I've thought of another way, but am not sure if it's valid. Please let me know if it's correct: -

$\displaystyle log_2(log_2(log_2(x))) = 1$

$\displaystyle log_2(log_2(log_2(x))) = log_2(2)$ [I can write $\displaystyle log_2(2)$ instead of $\displaystyle 1$, can't I?]

So,

$\displaystyle log_2(log_2(x)) = 2$ [Now this is what I'm unsure about. Can I eliminate $\displaystyle log_2$ from both sides in this case??]

Next,

$\displaystyle log_2(log_2(x)) = 2*log_2(2)$ [where $\displaystyle log_2(2) = 1$ ]

$\displaystyle log_2(log_2(x)) = log_2(2)^2 \Longrightarrow log_2(log_2(x)) = log_2(4)$

$\displaystyle log_2(x) = 4$

$\displaystyle \Longrightarrow log_2(x) = 4*log_2(2)$

$\displaystyle \Longrightarrow log_2(x) = log_2(2)^4$

$\displaystyle \Longrightarrow log_2(x) = log_2(16)$

Thus $\displaystyle x = 16$

Now is it a valid method???

Originally Posted by arijit2005

Thanks...

I've thought of another way, but am not sure if it's valid. Please let me know if it's correct: -

$\displaystyle log_2(log_2(log_2(x))) = 1$

$\displaystyle log_2(log_2(log_2(x))) = log_2(2)$ [I can write $\displaystyle log_2(2)$ instead of $\displaystyle 1$, can't I?] Yes.

So,

$\displaystyle log_2(log_2(x)) = 2$ [Now this is what I'm unsure about. Can I eliminate $\displaystyle log_2$ from both sides in this case??]

Yes you can. This is because the function $\displaystyle \color{red}f(x)=\log_2(x)$ is one-to-one, or injective, which you probably haven't learned yet. But it means that f(a) = f(b) implies a = b, and graphically, f(x) passes the "horizontal line test."

Next,

$\displaystyle log_2(log_2(x)) = 2*log_2(2)$ [where $\displaystyle log_2(2) = 1$ ]

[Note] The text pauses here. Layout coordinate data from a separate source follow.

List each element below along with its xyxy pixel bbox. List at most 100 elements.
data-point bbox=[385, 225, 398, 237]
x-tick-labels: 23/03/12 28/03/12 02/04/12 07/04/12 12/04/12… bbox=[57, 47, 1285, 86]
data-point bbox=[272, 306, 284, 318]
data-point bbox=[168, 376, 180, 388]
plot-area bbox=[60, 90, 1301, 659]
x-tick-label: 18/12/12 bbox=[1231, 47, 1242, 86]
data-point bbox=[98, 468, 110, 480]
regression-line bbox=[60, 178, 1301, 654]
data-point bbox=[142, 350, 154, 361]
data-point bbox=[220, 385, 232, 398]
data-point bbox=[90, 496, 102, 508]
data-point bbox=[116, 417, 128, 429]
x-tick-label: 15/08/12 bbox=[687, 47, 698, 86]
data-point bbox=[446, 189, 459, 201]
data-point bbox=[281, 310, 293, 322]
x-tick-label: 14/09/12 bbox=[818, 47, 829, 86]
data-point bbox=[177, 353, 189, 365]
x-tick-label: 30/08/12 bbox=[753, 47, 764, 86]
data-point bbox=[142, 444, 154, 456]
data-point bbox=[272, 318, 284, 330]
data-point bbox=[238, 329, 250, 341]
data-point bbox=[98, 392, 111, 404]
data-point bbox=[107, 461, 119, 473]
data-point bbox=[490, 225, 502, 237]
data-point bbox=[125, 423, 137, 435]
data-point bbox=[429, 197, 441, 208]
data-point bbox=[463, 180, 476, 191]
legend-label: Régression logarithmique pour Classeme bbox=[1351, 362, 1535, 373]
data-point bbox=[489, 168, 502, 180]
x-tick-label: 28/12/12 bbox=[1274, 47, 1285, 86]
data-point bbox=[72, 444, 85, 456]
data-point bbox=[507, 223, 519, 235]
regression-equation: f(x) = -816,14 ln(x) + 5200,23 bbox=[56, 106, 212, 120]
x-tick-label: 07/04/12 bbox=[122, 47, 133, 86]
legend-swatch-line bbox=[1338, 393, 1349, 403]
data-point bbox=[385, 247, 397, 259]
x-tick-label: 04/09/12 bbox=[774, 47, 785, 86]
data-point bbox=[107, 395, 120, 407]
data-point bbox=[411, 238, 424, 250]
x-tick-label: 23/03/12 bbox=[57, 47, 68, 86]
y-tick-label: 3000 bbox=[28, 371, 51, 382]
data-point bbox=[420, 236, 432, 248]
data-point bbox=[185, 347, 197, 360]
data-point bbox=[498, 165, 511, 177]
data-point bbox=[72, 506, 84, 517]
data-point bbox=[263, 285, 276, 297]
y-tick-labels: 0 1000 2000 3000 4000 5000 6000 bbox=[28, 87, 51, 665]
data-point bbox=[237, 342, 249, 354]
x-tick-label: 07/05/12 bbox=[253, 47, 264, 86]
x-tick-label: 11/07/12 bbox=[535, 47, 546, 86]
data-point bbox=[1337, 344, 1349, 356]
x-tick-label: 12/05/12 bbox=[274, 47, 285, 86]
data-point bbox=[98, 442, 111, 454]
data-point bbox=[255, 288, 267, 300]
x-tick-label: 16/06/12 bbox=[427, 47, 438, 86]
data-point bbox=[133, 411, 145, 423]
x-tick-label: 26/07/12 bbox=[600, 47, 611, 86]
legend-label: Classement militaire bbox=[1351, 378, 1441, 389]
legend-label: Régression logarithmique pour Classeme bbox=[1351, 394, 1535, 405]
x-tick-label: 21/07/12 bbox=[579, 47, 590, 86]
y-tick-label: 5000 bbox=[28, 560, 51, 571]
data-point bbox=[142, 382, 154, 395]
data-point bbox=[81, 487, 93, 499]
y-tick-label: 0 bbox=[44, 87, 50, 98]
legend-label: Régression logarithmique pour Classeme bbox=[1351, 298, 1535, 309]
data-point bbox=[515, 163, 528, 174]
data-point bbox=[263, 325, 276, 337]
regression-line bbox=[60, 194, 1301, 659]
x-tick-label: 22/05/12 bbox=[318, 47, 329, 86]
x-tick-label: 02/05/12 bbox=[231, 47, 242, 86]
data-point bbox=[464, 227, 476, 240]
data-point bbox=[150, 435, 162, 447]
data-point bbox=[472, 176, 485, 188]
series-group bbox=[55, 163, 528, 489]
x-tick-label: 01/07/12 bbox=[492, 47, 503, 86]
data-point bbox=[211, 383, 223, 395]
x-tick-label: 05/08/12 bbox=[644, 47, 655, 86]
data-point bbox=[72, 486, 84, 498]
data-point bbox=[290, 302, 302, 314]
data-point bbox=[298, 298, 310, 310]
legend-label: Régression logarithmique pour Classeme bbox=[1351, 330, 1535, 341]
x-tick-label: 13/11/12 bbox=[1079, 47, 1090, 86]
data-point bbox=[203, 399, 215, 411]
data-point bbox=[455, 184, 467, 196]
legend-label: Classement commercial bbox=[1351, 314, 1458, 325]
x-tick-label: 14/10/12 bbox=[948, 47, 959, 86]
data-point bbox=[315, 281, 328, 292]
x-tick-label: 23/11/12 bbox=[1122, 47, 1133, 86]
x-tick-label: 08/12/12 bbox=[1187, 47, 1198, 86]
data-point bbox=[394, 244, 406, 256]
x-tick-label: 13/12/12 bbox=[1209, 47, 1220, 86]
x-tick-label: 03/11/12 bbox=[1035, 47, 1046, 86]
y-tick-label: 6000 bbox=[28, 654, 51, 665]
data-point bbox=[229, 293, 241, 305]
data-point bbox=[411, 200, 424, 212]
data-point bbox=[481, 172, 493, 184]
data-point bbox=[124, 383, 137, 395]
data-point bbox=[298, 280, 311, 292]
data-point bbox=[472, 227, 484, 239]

$\displaystyle log_2(log_2(x)) = log_2(2)^2 \Longrightarrow log_2(log_2(x)) = log_2(4)$ I would write $\displaystyle \color{red}log_2(2^2)$ so people don't misinterpret as $\displaystyle \color{red}\left(\log_2(2)\right)^2$.

$\displaystyle log_2(x) = 4$

$\displaystyle \Longrightarrow log_2(x) = 4*log_2(2)$

$\displaystyle \Longrightarrow log_2(x) = log_2(2)^4$

$\displaystyle \Longrightarrow log_2(x) = log_2(16)$

Thus $\displaystyle x = 16$

Now is it a valid method??? Yes. Good job.

..

Thanks..

No I haven't learned the " $\displaystyle f(x) = log_2(x)$ " thing yet.